The Bush administration has announced it will miss a legal deadline put in place to determine if polar bears should be listed under the Endangered Species Act, and critics are roaring in anger. Some say an oil contract is the real reason for the delay.
Digital Journal -- Under U.S. federal law, the U.S. Fish and Wildlife Service (USFWS) was to decide once and for all what legal protections would be put in place for polar bears.
The USFWS was looking at whether global warming threatens polar bears and if they should be listed as an endangered species. It's deadline to make a decision was today, but Dale Hall, director of the USFWS told reporters the group needs more time to go over data and that it could take as much as a month longer to do that. Hall said the department has never declared an animal endangered because of climate change, and the issue has "complicated the decision."
The debate zeros in on the issue of whether polar bears' existence will be threatened by melting ice as a result of a warming climate.
Greenpeace says the Endangered Species Act requires a species to be listed in a process taking no longer than two years. They say this time around, it's taken almost three. Greenpeace sued the Bush administration in December 2005 when it missed the first deadline, and the government responded in February 2006 when the USFWS said protecting polar bears "may be warranted."
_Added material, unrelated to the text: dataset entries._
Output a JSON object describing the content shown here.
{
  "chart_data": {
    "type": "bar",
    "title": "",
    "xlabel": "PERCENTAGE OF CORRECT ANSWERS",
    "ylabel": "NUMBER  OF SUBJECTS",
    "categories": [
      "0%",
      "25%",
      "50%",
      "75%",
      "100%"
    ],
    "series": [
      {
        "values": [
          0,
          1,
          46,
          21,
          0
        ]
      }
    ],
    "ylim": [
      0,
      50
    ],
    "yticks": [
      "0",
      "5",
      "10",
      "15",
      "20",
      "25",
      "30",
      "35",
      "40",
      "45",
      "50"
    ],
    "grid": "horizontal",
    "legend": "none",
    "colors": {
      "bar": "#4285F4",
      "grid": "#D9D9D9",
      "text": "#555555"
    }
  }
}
In 2006, the USFWS commissioned the United States Geological Survey to make recommendations. In September 2007, they responded , saying "...the team documented the direct relationship between the presence of Arctic sea ice and the survival and health of polar bears." They also reported "Polar bears depend on sea ice as a platform to hunt seals, their primary food. But sea ice is decreasing throughout their Arctic range due to climate change. Models used by the USGS team project a 42 per cent loss of optimal polar bear habitat from the Polar Basin during summer, a vital hunting and breeding period, by mid-century."
The report concluded melting sea ice in the Arctic could reduce the polar bear population by two-thirds, and eventual extinction in 75 years.
Environmental groups are up in arms, demanding a decision and threatening legal action if one is not made. A news release posted on Greenpeace's site says the Center for Biological Diversity, Greenpeace and the Natural Resources Defense Council (NRDC) will begin legal action today with a formal notice to sue as required by the Endangered Species Act.
"The Bush administration has squandered seven years denying the devastating scientific evidence of global warming," said Kert Davies, research director for Greenpeace USA in the release. "Stalling has cost us dearly, putting the polar bear at risk of extinction and jeopardizing the future welfare of billions of people around the world. This further unjustified delay is emblematic of the administration's approach."
Some environmental groups even say the administration's political meddling is propelled by a rush to sell oil leases in the Arctic. They say a decision was purposefully delayed so a first-time oil lease sale can go go through on Feb. 6 in the Chukchi Sea in Alaska. This area provides one-tenth of the habitat for the world's polar bears.
The chairman of the Select Committee on Energy Independence and Global Warming, Rep. Edward Markey (D-Mass.), issued a statement where he criticized the administration for its lease of 29 million acres in the Chukchi. As SFGate.com reports: "On the one hand, the Interior Department is dragging its feet on protecting the polar bear, while opening up new oil and gas drilling in sensitive polar bear habitats on the other." Markey said in a statement.
As Greenpeace reports, an endangered species listing would mean the federal government would be obligated to "ensure that any action they authorize, fund, or carry out will not jeopardize the polar bears' continued existence or adversely modify their critical habitat, and the U.S. Fish and Wildlife Service will be required to prepare a recovery plan for the polar bear, specifying measures necessary for its protection."
The Natural Resources Defense Council reportedly said a declaration of endangered species for the polar bear would also mean the lease-sale of land in the Chukchi would have to be stopped or delayed.